Seven Ways We Lie

“Olivia. Hi. Can you please explain what’s happening?”

“Juni drank a little too much and got sick, so I’m spending the night. We watched The Road to El Dorado, and Juni wants to do Finding Nemo next.”

I picture them curled up in the living room, on the plush rug in front of Juni’s TV. My frustration builds. “Why is she drinking?”

“I don’t know. She wanted to. Sorry about the late call. I know you have to get up early.”

“I mean, it’s fine.” I straighten up, resigning myself to the fact that I’m awake. “Just . . . I thought you two were supposed to be having a chill night in, and this is two weeks in a row she’s done the shitty-drunk thing. You think there’s something wrong?”

“She hasn’t mentioned anything,” Olivia says. “But . . . yeah, you’re right, she’s been weird. I was gonna ask, but I got distracted by the whole impossible-quantities-of-vomit thing.”

“Ew.”

“That’s better, though, right? Get it all out of her system or whatever.”

“Is that how that works?”

“I think so,” Olivia says. “Science!” The sound of a commercial blares through the phone. Her voice grows distant. “Juni, want to put Nemo on? I’m gonna get some blankets.”

“So. Did Dan text you again?” I ask. The second the question comes out, I wonder why I brought it up. Talking about boys with Olivia is never a good idea.

“No, thank God,” she says. “But Richard Brown got a hold of my number somehow, so now I have to deal with that. Even though I made it totally clear I wasn’t into him.”

“Someone’s popular,” I say.

“Not necessarily a good thing.”

I sigh. She always does this weird denial thing, as if guys being interested in her is bad.

“I’m serious,” she says. “What, you think I’m bragging?”

“I dunno,” I say, chewing harder on my thumbnail.

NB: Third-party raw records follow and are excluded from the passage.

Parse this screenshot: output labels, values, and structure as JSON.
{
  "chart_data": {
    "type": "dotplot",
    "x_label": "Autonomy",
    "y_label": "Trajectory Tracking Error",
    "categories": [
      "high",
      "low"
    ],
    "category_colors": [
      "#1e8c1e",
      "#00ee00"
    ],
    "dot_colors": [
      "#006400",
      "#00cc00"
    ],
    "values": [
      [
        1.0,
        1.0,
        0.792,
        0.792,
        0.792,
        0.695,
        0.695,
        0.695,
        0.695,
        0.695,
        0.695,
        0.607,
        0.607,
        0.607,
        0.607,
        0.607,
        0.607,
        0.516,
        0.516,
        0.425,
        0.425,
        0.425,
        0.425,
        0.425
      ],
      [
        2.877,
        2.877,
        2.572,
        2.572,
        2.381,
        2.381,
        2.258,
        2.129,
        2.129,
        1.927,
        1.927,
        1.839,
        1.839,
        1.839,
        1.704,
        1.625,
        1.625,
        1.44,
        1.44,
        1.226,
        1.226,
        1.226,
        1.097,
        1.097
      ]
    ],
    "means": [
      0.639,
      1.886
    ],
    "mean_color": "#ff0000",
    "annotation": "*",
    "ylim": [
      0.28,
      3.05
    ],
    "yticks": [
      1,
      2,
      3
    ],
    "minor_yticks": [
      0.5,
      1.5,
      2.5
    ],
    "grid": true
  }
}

From the perspective of someone totally unnoticed by the male population, it’s hard not to hear it as bragging.

“Getting hit on is one thing,” she says. “But when guys won’t leave me alone, even after I’ve made it apparent I’m not interested? That just means they’ve heard I’ll jump on anything that shows me attention. Not a compliment.”

“Okay,” I say, still not getting it. If she stopped sleeping around, guys wouldn’t expect anything from her anymore, right? Isn’t that the obvious fix?

“Anyway, it’s stressful,” she says. “Like, one time I said no to this guy, and he was all, ‘Fine, I’ll find someone better, skank bitch.’?”

Anger jolts me out of my confusion. I keep my voice from rising, but only because Grace is asleep in the next room. “I—what? Someone said that to you?”

“Eh, don’t worry about it. He was wasted, so—”

“Is this someone we know?”

“No, ’course not,” Olivia says. “I never know guys who act like that. My point is, you never know if you’re dealing with some guy who’s going to get scary-angry or just plain mean if you’re like, hey, sorry, not interested.”

“I . . . okay,” I say, starting to see it from her angle. I don’t know why I feel so reluctant to agree with her. It’s not like I want this stuff to be her fault. “I mean . . . yeah.”

I hear her fumble with what I assume are blankets. “Aight,” she says, “I should go care for our dear, drunken June bug.”

“Night, Liv.” I plug my phone back in to charge and set it on my bedside table, then roll over, burying the side of my face in a cool pillow.

My eyes won’t close. My hands wander to my mouth, and I catch myself about to start biting again. I form fists, protecting my nails.

Skank bitch. Olivia made it sound as if the insult meant nothing to her. How many times has she heard that? How many times has she put up with it and not told me or Juniper?

Or is it only you she’s never told, Claire? whispers that voice in my head.

Of everything, that’s the thought that sticks: that yet again, I’m being excluded. I squeeze my eyes shut, selfishly hating myself, as if it’s the time for that sort of thing.





IT STARTS RAINING AT 3:00 AM ON SUNDAY MORNING. The rain starts and stops outside the window over and over. Sleep, I tell myself, but it doesn’t come, not like the focus I can drive myself into onstage. Lying here, I can’t clear my mind, let alone get out of my head into some other safe haven.

I hate nighttime. In the chunks of night before I drift off, my brain bombards me with every thought I’ve been kicking back since morning. Tonight, the spinning wheel has stopped on the topic of sadness and how unoriginal it is. People have always been unhappy. It’s only in the last hundred years—or fewer, maybe—that people have started thinking that unhappiness is this abnormal thing, that we’re all entitled to happiness somehow. Such bullshit. That’s not how the world works. I bet in Grigory Veselovsky’s time in Russia, all the serfs or peasants or whatever were probably major-depressive by our standards.